Horses that develop long-term difficulty with colon ulcers may have more than one factor operating, as well as more than one cause. It pays to understand what may cause these ulcers and to learn to recognize the symptoms early on.
The symptoms of colonic ulcers are varied and depend on both the duration and severity of the problem. The most common sign, and the one that is most likely to get your attention, is repeated bouts of abdominal pain.
Rectal examinations typically don’t reveal any helpful findings, and many cases are diagnosed as spasmodic/gas colics or possible mild impactions, and may be tubed with mineral oil, treated for a while with Banamine and recover, only to do it again. Aggressive deworming may be tried to no avail. Gastric ulcers may be suspected, may even be found on endoscopy, but treatment for this doesn’t resolve the problem either. If the horse has progressed to the point where he’s losing enough blood protein (albumin) through the ulcerated areas and this is picked up on a serum chemistry, focus may be directed to the liver, particularly if there is any mild elevation of liver enzymes, but this isn’t the problem either. It may take several vets before you find one that has dealt with the problem, recognizes the symptoms and runs the right tests, or the horse may actually end up in surgery before a diagnosis is made.
Directly examining the horse’s stomach is a lot simpler matter than getting a look at his colon. The large and small colon combined are about 25 feet long. Physical examination and rectal examination may not reveal much more than some increased gas.
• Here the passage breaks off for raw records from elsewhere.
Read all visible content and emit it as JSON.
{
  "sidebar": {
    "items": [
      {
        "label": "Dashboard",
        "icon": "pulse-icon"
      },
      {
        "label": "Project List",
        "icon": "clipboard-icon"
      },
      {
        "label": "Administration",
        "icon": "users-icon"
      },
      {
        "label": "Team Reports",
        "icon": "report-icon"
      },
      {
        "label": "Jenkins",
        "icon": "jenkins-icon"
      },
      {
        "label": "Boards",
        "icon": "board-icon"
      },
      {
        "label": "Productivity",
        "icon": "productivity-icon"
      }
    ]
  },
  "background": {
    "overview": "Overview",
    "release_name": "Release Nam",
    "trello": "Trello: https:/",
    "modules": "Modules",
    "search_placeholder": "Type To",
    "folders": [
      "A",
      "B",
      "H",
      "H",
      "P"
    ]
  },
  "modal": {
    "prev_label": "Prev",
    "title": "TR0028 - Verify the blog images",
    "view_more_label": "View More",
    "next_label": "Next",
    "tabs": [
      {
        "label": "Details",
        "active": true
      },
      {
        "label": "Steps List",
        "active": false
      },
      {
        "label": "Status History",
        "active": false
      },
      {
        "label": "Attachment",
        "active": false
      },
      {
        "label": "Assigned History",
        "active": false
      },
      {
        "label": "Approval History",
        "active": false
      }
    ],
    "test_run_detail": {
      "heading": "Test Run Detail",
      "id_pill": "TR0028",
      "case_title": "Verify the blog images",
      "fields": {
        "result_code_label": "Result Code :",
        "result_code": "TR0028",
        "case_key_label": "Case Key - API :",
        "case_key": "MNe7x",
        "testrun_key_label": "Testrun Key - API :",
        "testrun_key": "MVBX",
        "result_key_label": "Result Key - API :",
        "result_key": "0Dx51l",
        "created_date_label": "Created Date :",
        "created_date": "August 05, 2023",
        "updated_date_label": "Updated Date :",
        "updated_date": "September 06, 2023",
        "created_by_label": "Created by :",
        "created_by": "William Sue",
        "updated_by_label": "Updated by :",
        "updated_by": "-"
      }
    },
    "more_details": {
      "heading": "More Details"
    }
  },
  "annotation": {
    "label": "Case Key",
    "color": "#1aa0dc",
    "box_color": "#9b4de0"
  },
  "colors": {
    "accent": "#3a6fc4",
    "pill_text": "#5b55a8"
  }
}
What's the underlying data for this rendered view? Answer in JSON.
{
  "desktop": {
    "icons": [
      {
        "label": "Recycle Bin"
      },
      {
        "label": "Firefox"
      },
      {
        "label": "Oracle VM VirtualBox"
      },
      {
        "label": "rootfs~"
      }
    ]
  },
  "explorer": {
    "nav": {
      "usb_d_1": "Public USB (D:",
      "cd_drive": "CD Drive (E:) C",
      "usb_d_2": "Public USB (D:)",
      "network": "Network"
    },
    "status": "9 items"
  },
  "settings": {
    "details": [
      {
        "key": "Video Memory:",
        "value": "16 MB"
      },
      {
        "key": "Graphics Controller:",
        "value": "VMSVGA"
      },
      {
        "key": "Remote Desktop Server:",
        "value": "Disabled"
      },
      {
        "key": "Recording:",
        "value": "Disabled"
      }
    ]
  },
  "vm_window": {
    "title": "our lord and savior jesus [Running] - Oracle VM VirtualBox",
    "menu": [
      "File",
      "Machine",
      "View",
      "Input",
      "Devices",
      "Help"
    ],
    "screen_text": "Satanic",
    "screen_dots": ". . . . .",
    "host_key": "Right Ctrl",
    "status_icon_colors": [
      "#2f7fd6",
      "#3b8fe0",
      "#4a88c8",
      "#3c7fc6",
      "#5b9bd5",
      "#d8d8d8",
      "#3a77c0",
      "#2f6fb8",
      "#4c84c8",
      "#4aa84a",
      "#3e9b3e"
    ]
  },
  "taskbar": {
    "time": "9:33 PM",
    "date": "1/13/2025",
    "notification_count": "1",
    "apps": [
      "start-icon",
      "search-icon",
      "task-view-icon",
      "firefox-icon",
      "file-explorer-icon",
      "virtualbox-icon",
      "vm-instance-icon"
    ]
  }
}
Short of opening the horse surgically to get a look and do biopsies, diagnostic techniques were largely limited until recently. In 2003, clinicians from the North Carolina State College of Veterinary Medicine published information on using ultrasound to diagnose right dorsal colitis. Because the colon lies close to the body surface, it is easily imaged using ultrasound and a thickened, inflamed wall can be seen. Another test is intravenous administration of radioactively labeled albumin. The manure is then tested to see how much passes into the intestinal tract.